Comparé à l’événement politique que représente, paraît-il, l’arrivée d’une femme à l’Éducation, la polémique suscitée par la présence de Marcel Gauchet aux Rendez- vous de l’Histoire de Blois, en octobre, peut sembler dérisoire et en tout cas hors de propos. Les deux ne sont pourtant pas sans rapport. En effet, c’est encore le Parti du futur qui prétend censurer l’un de nos plus brillants penseurs. Et si personne ne se soucie de ses oukases, cette offensive est révélatrice de l’effondrement du débat intellectuel en France.  Le 1er août, Libération publiait donc une tribune signée par le philosophe « progressiste » Geoffroy de Lagasnerie et le romancier Édouard Louis, considéré par la gauche bétassonne comme un maître de la subversion depuis la parution d’En finir avec Eddy Bellegueule, chef-d’œuvre de conformisme dans lequel l’auteur décrit la France prolo et provinciale dans laquelle il a grandi comme un ramassis de beaufs alcooliques et analphabètes. Précisons que, dans les coulisses, Didier Eribon, gardien autoproclamé du temple foucaldien, était à la manœuvre.  Ce qui a rendu fous nos « Beria de bac à sable », surnom affectueux dont je les ai gratifiés dans Le Point, c’est que Marcel Gauchet ait été invité à donner la conférence inaugurale des Rendez-vous de l’Histoire, dont le thème, cette année, sera « la rébellion ».
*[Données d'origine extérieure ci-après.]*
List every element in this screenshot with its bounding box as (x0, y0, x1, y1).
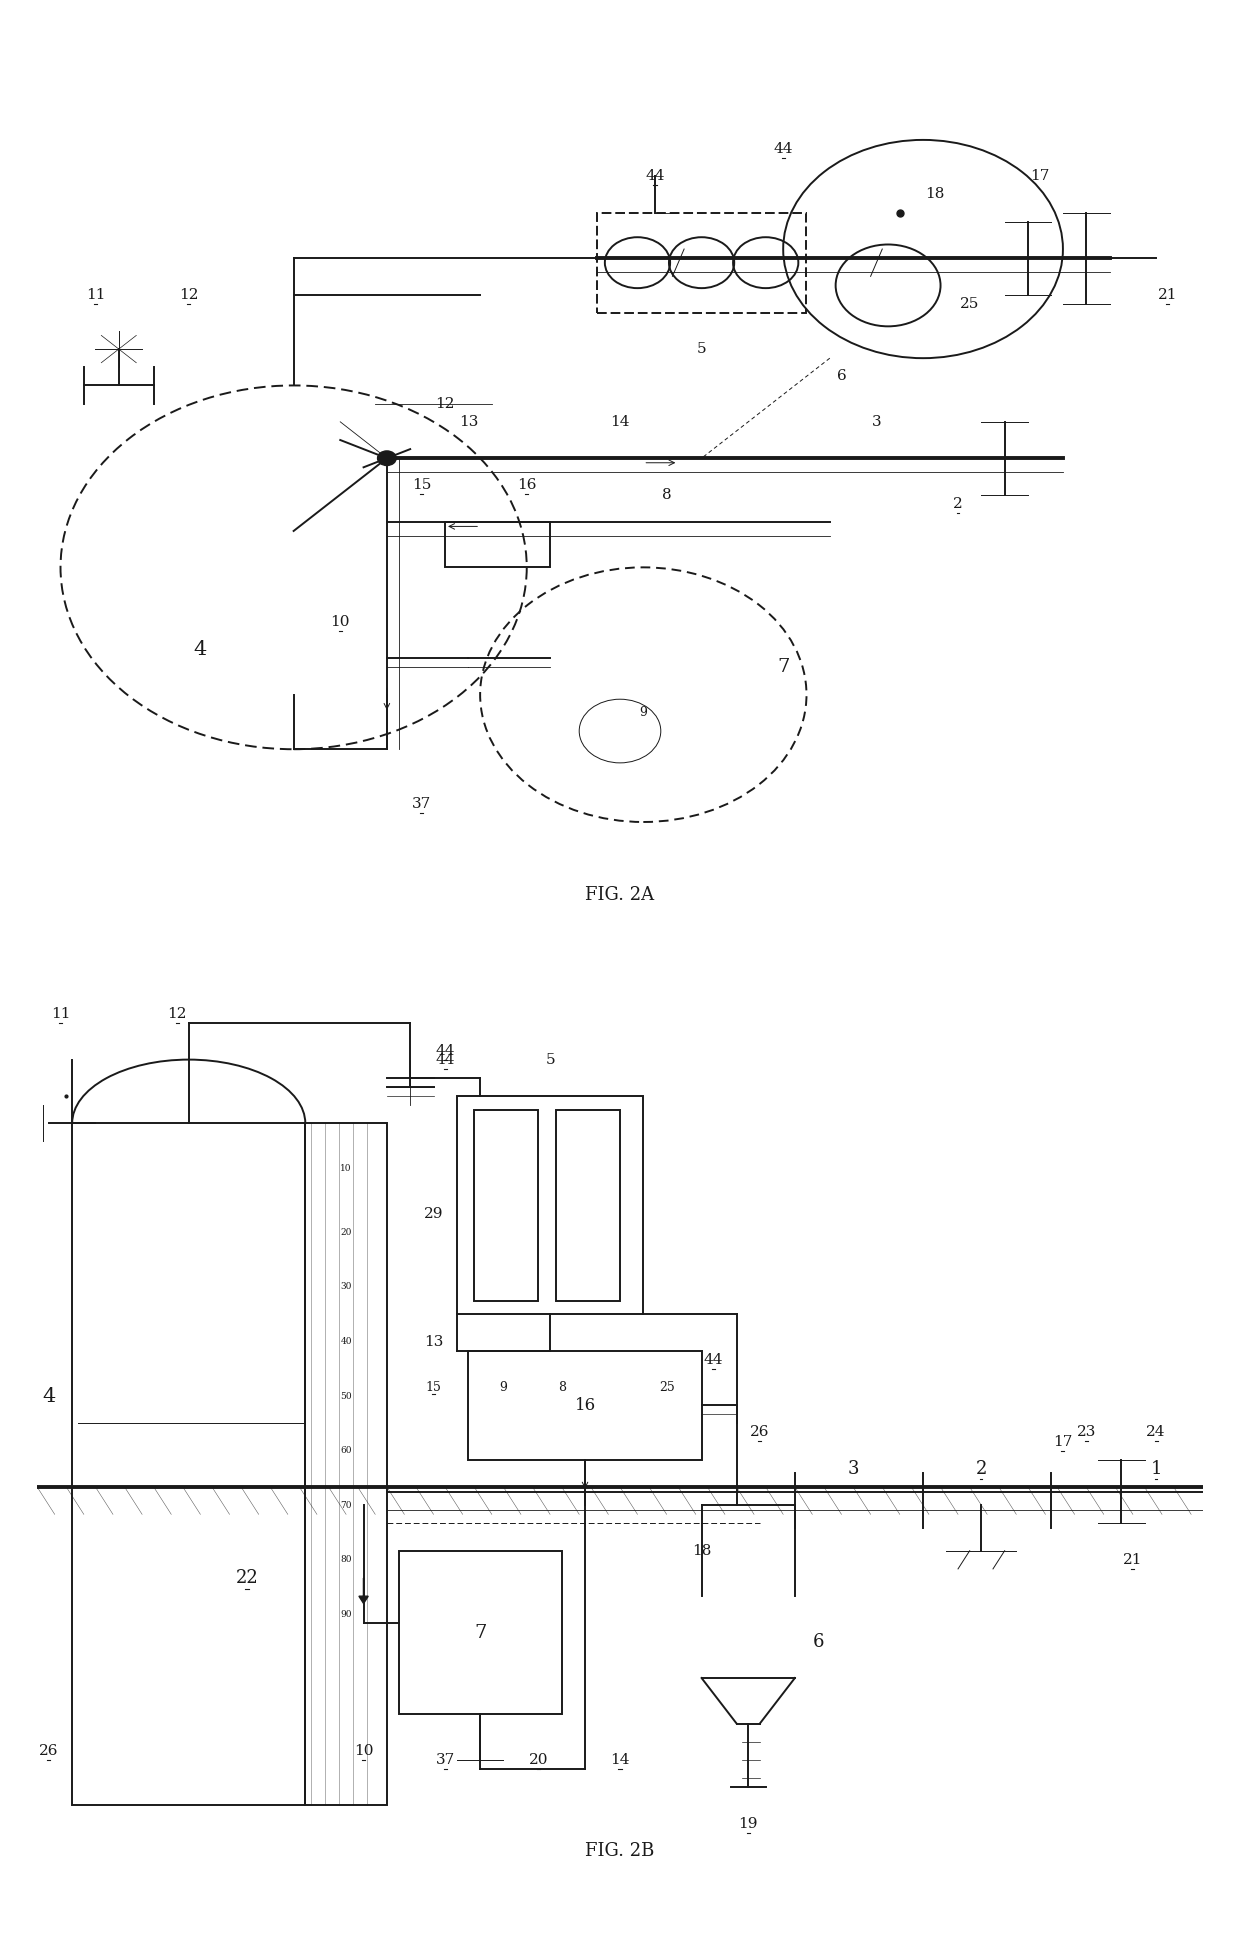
Bar (556, 1109, 620, 1300)
Text: 4: 4 (42, 1387, 56, 1405)
Text: 44: 44 (703, 1353, 723, 1366)
Text: 9: 9 (500, 1380, 507, 1393)
Text: 11: 11 (86, 288, 105, 302)
Text: 7: 7 (777, 658, 790, 677)
Text: 25: 25 (658, 1380, 675, 1393)
Text: 16: 16 (574, 1397, 595, 1414)
Text: 10: 10 (353, 1743, 373, 1757)
Text: 18: 18 (925, 188, 945, 201)
Text: 12: 12 (167, 1006, 187, 1022)
Text: 44: 44 (435, 1043, 455, 1058)
Text: 17: 17 (1030, 168, 1049, 184)
Text: 13: 13 (424, 1335, 443, 1349)
Text: 5: 5 (697, 342, 707, 356)
Bar (445, 522, 551, 567)
Text: 12: 12 (179, 288, 198, 302)
Text: 10: 10 (331, 615, 350, 629)
Text: 21: 21 (1123, 1552, 1142, 1567)
Bar (398, 1550, 562, 1714)
Text: 50: 50 (340, 1391, 352, 1401)
Circle shape (377, 451, 397, 466)
Text: 44: 44 (645, 168, 665, 184)
Text: 9: 9 (640, 706, 647, 720)
Bar (469, 1351, 702, 1459)
Text: 14: 14 (610, 414, 630, 430)
Text: 10: 10 (340, 1165, 352, 1173)
Text: 2: 2 (976, 1459, 987, 1478)
Text: 14: 14 (610, 1753, 630, 1767)
Text: 5: 5 (546, 1053, 554, 1066)
Text: 15: 15 (412, 478, 432, 493)
Bar (596, 213, 806, 313)
Text: 29: 29 (424, 1207, 443, 1221)
Text: 37: 37 (435, 1753, 455, 1767)
Text: 6: 6 (812, 1633, 823, 1651)
Text: 37: 37 (412, 797, 432, 811)
Text: 7: 7 (474, 1623, 486, 1641)
Text: 1: 1 (1151, 1459, 1162, 1478)
Bar (305, 1122, 387, 1805)
Text: 16: 16 (517, 478, 537, 493)
Text: 60: 60 (340, 1445, 352, 1455)
Text: 44: 44 (435, 1053, 455, 1066)
Text: 20: 20 (528, 1753, 548, 1767)
Text: 15: 15 (425, 1380, 441, 1393)
Text: 12: 12 (435, 397, 455, 410)
Text: 26: 26 (750, 1426, 770, 1440)
Text: 2: 2 (954, 497, 963, 511)
Text: 18: 18 (692, 1544, 712, 1558)
Text: 22: 22 (236, 1569, 258, 1587)
Text: 25: 25 (960, 296, 980, 312)
Text: 21: 21 (1158, 288, 1178, 302)
Text: 11: 11 (51, 1006, 71, 1022)
Text: 4: 4 (193, 640, 207, 658)
Text: 3: 3 (847, 1459, 859, 1478)
Text: 70: 70 (340, 1502, 352, 1509)
Text: 6: 6 (837, 370, 847, 383)
Text: 3: 3 (872, 414, 882, 430)
Text: 8: 8 (662, 488, 671, 501)
Text: 30: 30 (341, 1283, 352, 1291)
Text: 24: 24 (1147, 1426, 1166, 1440)
Text: FIG. 2A: FIG. 2A (585, 886, 655, 904)
Text: 26: 26 (40, 1743, 58, 1757)
Text: 80: 80 (340, 1556, 352, 1563)
Text: 23: 23 (1076, 1426, 1096, 1440)
Text: 8: 8 (558, 1380, 565, 1393)
Text: 44: 44 (774, 141, 792, 157)
Bar (474, 1109, 538, 1300)
Text: 90: 90 (340, 1610, 352, 1620)
Text: 13: 13 (459, 414, 479, 430)
Text: FIG. 2B: FIG. 2B (585, 1842, 655, 1860)
Text: 20: 20 (341, 1229, 352, 1236)
Text: 40: 40 (340, 1337, 352, 1347)
Bar (72, 1122, 305, 1805)
Text: 19: 19 (739, 1817, 758, 1831)
FancyArrow shape (358, 1579, 368, 1604)
Text: 17: 17 (1053, 1434, 1073, 1449)
Bar (456, 1095, 644, 1314)
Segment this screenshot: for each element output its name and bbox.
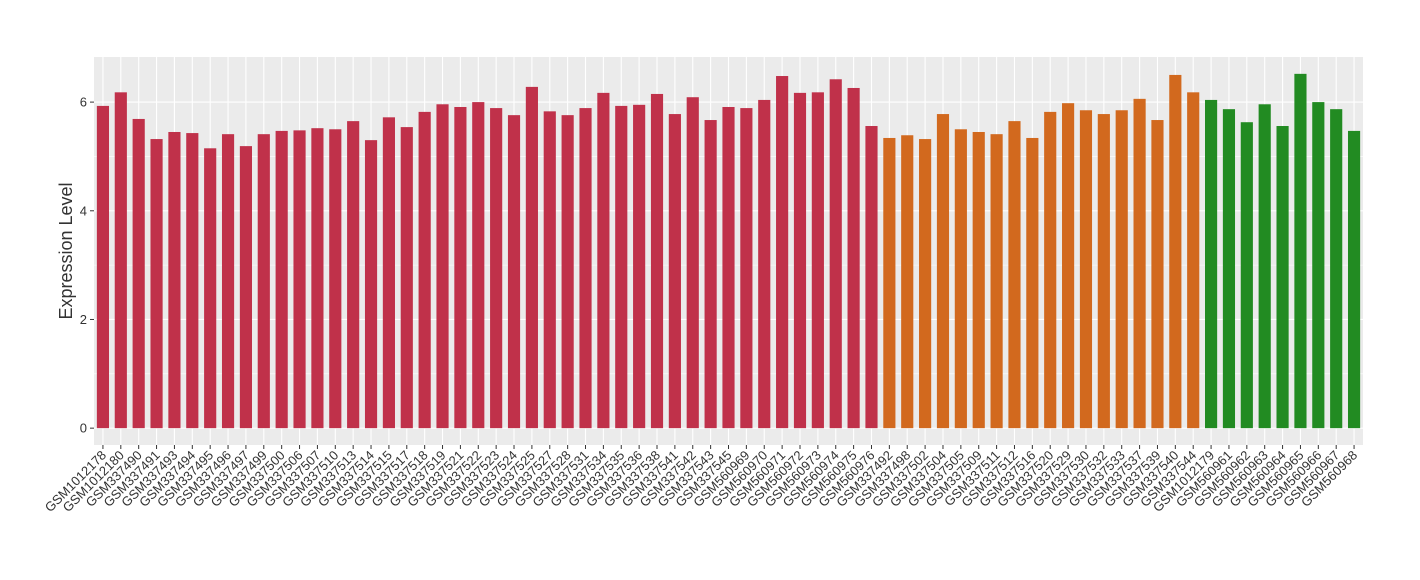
bar	[1169, 74, 1182, 429]
bar	[490, 108, 503, 429]
bar	[382, 117, 395, 429]
bar	[1330, 109, 1343, 429]
bar	[96, 105, 110, 429]
bar	[329, 129, 342, 429]
bar	[954, 129, 967, 429]
bar	[1222, 109, 1236, 429]
bar	[472, 102, 485, 429]
bar	[776, 76, 789, 429]
bar	[257, 134, 270, 429]
bar	[811, 92, 824, 429]
bar	[936, 114, 950, 429]
bar	[883, 137, 896, 429]
bar	[150, 139, 163, 429]
bar	[1079, 110, 1093, 429]
bar	[758, 99, 771, 429]
bar	[275, 130, 288, 429]
bar	[1008, 121, 1021, 429]
bar	[293, 130, 306, 429]
bar	[1347, 130, 1361, 429]
bar	[204, 148, 217, 429]
bar	[972, 131, 985, 429]
bar	[186, 133, 199, 429]
bar	[1276, 126, 1289, 429]
bar	[436, 104, 449, 429]
bar	[901, 135, 914, 429]
bar	[1312, 102, 1325, 429]
bar	[740, 108, 753, 429]
bar	[1097, 114, 1110, 429]
bar	[1151, 120, 1164, 429]
bar	[990, 134, 1003, 429]
bar	[1294, 73, 1307, 429]
bar	[1133, 98, 1146, 429]
bar	[114, 92, 127, 429]
bar	[311, 128, 324, 429]
bar	[1205, 99, 1218, 429]
bar	[615, 105, 628, 429]
bar	[132, 118, 145, 429]
bar	[1115, 110, 1128, 429]
bar	[704, 120, 717, 429]
y-tick-label: 0	[80, 421, 87, 436]
bar	[1062, 103, 1075, 429]
y-tick-label: 2	[80, 312, 87, 327]
bar	[650, 93, 664, 429]
bar	[347, 121, 360, 429]
bar	[543, 111, 556, 429]
bar	[1026, 137, 1039, 429]
bar	[168, 131, 181, 429]
bar	[561, 115, 574, 429]
bar	[793, 92, 807, 429]
bar	[454, 106, 467, 429]
bar	[919, 139, 932, 429]
bar	[829, 79, 842, 429]
bar	[418, 111, 431, 429]
bar	[633, 104, 646, 429]
bar	[847, 87, 860, 429]
bar	[722, 106, 735, 429]
bar	[1044, 111, 1057, 429]
bar	[364, 140, 378, 429]
bar	[865, 126, 878, 429]
bar	[1258, 104, 1271, 429]
bar	[400, 127, 413, 429]
bar	[579, 108, 592, 429]
bar	[507, 115, 521, 429]
y-tick-label: 6	[80, 95, 87, 110]
y-tick-label: 4	[80, 203, 87, 218]
bar	[1187, 92, 1200, 429]
bar	[525, 86, 538, 429]
y-axis-label: Expression Level	[56, 182, 76, 319]
bar	[597, 92, 610, 429]
bar	[239, 146, 252, 429]
bar	[1240, 122, 1253, 429]
bar	[686, 97, 699, 429]
bar	[221, 134, 235, 429]
bar	[668, 114, 681, 429]
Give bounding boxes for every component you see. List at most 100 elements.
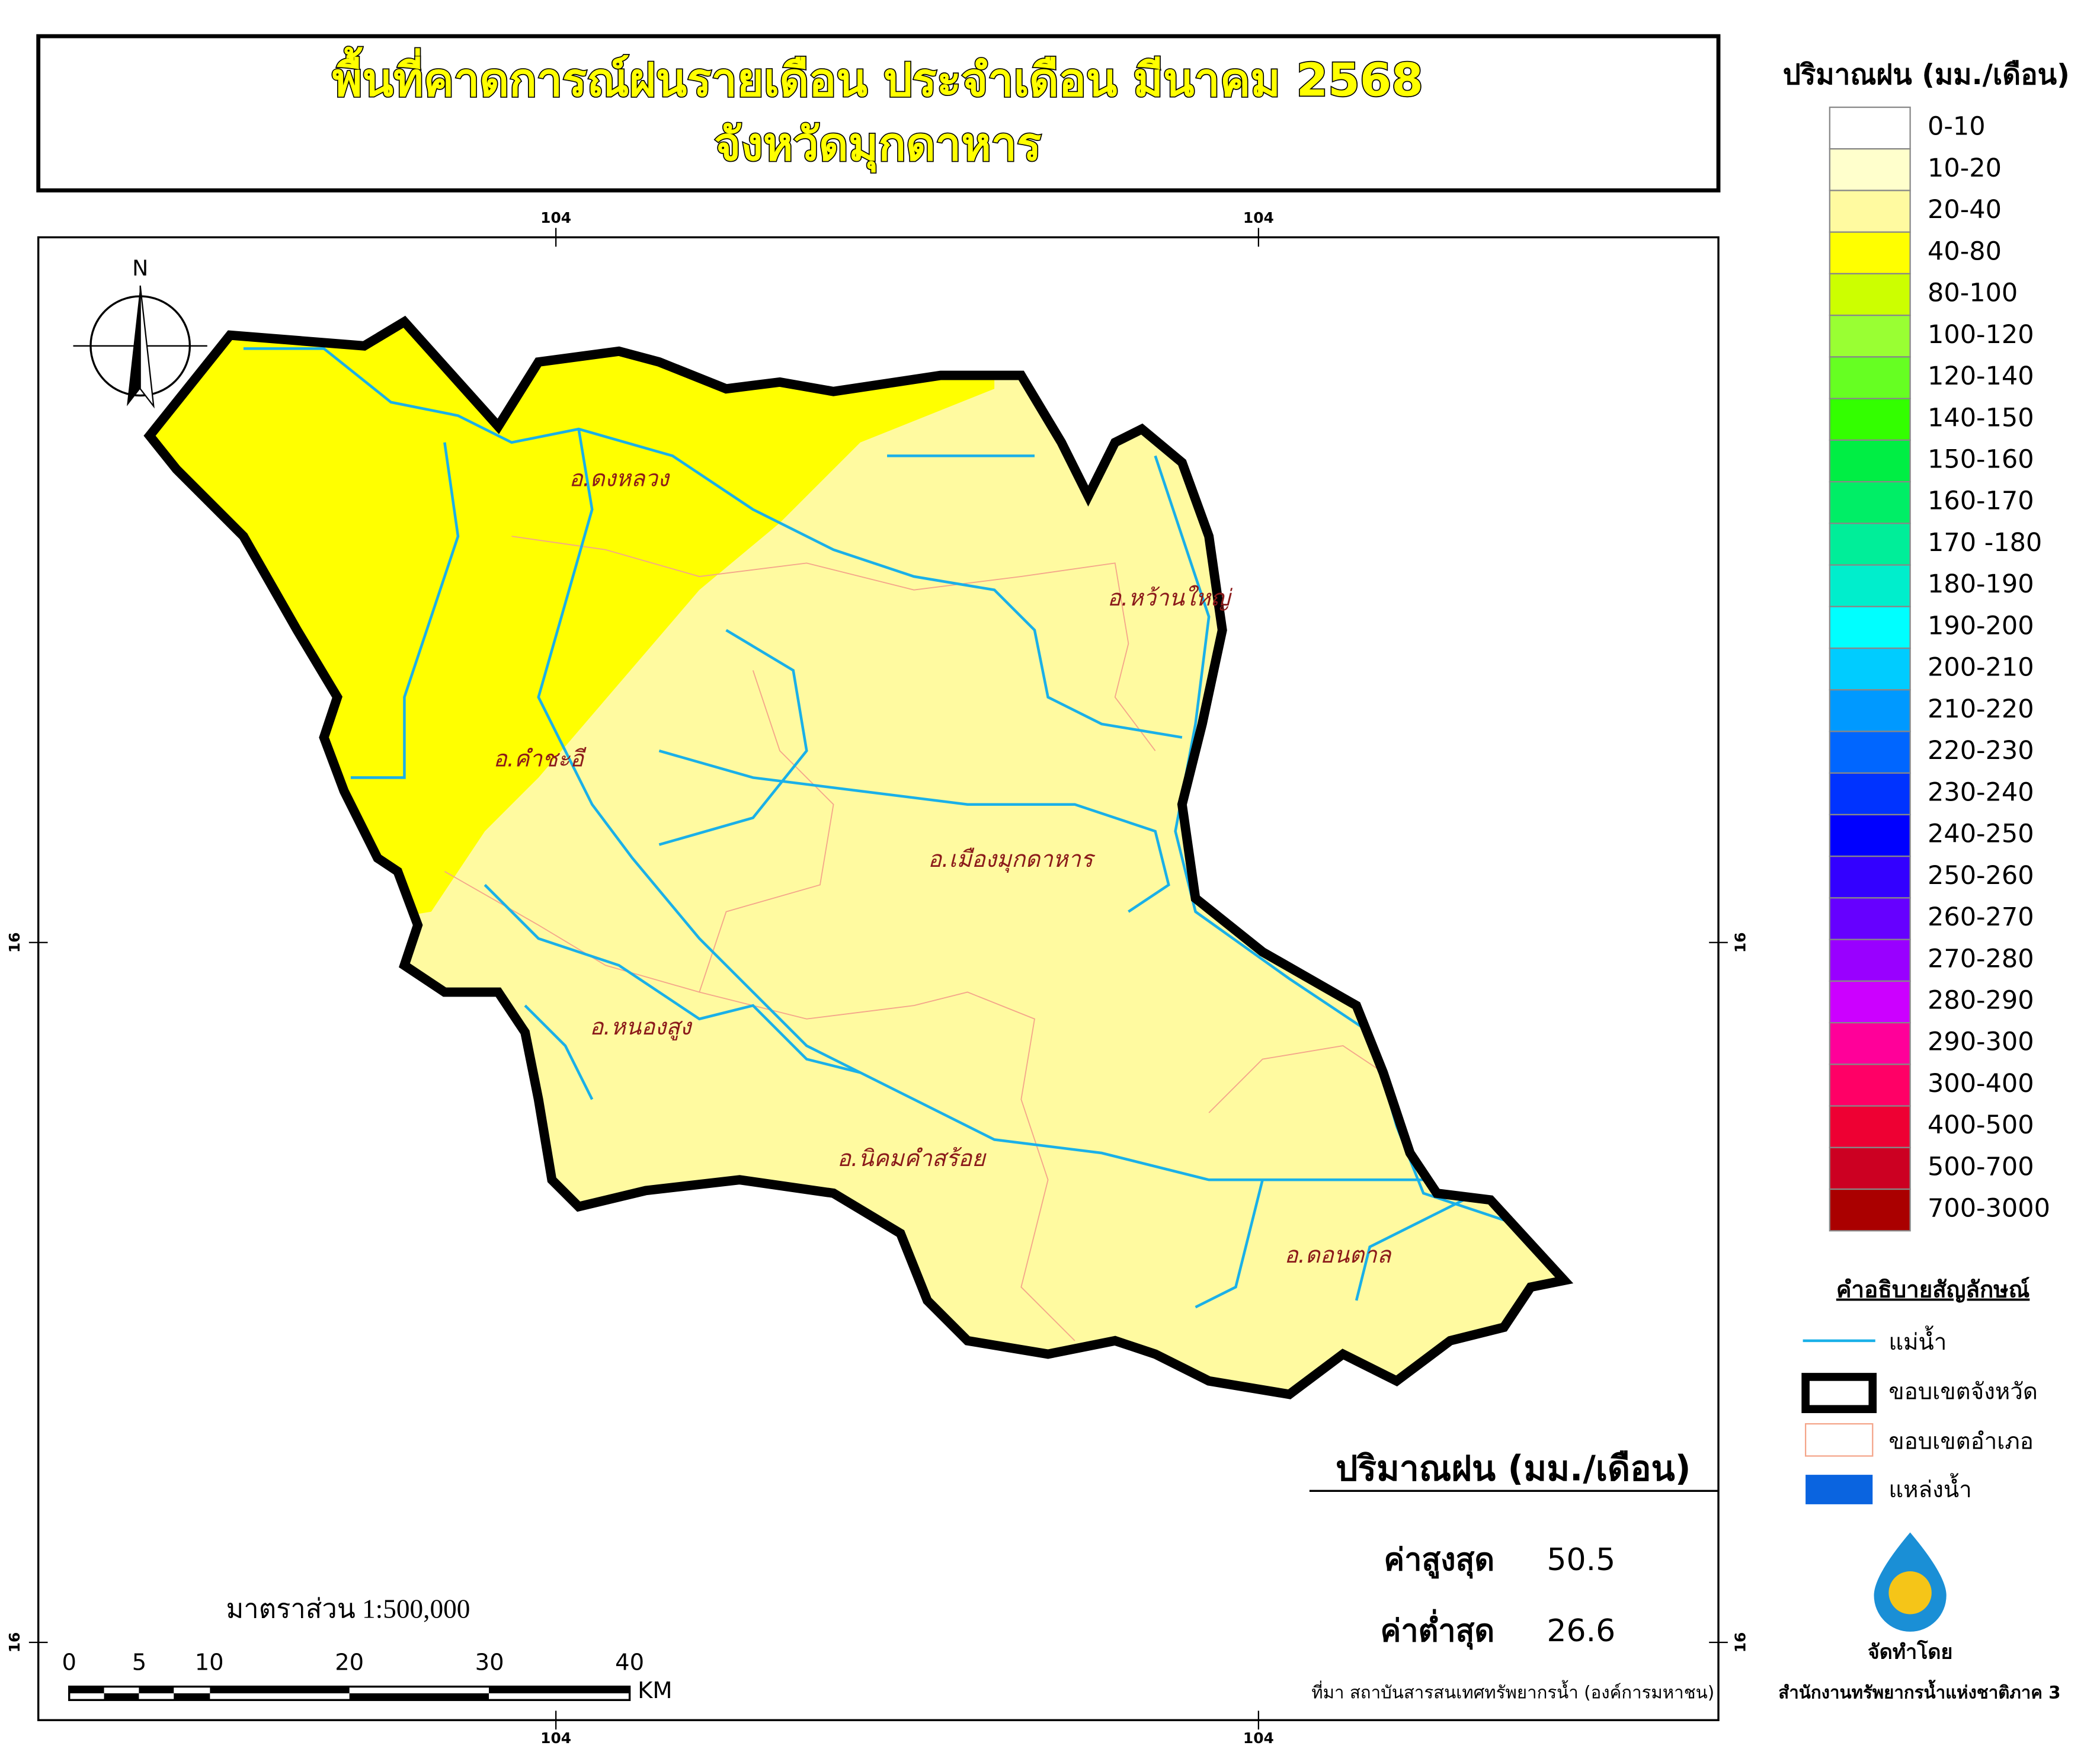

Or, s’étranglent ces petits flics qui, à l’évidence n’ont pas lu une ligne de celui qu’ils dénoncent, Gauchet est un propagateur de poncifs ultraréactionnaires  – qui auraient dû être inter- dits depuis longtemps. N’a-t-il pas donné la parole, dans sa revue Le Débat, à des adversaires du mariage gay ? Ces esprits délicats font part de leur « stupéfaction » et même, pourquoi se gêner, « de leur dégoût ». « Contre quoi Marcel Gauchet s’est-il rebellé ? », s’interrogent-ils. Au-delà de cette risible compétition pour obtenir un macaron de rebelle que personne ne leur dispute, l’argument est révélateur de leur conception de la vie intellectuelle. Ils ne pensent pas, ils militent, ils ne cherchent pas la vérité, ils prétendent dire le bien. Leur mission ne consiste pas à éclairer le jugement, mais à interdire toute divergence. Ainsi, insensibles au caractère parfaitement ridicule de leur menace, les deux signataires, rejoints quelques jours plus tard par une cohorte de chercheurs et artistes de gauche sous tous rapports, avertissent : si la présence de Gauchet est confirmée, nous boycotteront les Rendez-vous de Blois[1.  Ayant moi-même été invitée à participer à un débat, sur le thème de la rébellion, avec Marcel Gauchet, Edwy Plenel et Aymeric Caron, je trouve un peu vexant que cette petite troupe ne juge pas nécessaire de me boycotter, moi aussi.]. Pitié, pas ça ! On se demande comment la France et les Rendez- vous de l’Histoire survivront à cette tragédie.  Le sectarisme fanatique de la prétendue intelligentsia de gauche qui réduirait volontiers au silence tous ceux qui osent ne pas penser comme elle n’est certes pas une nouveauté. Il est cependant inquiétant qu’un quotidien tenu pour respectable publie un texte qui ne manie pas la critique mais l’injure.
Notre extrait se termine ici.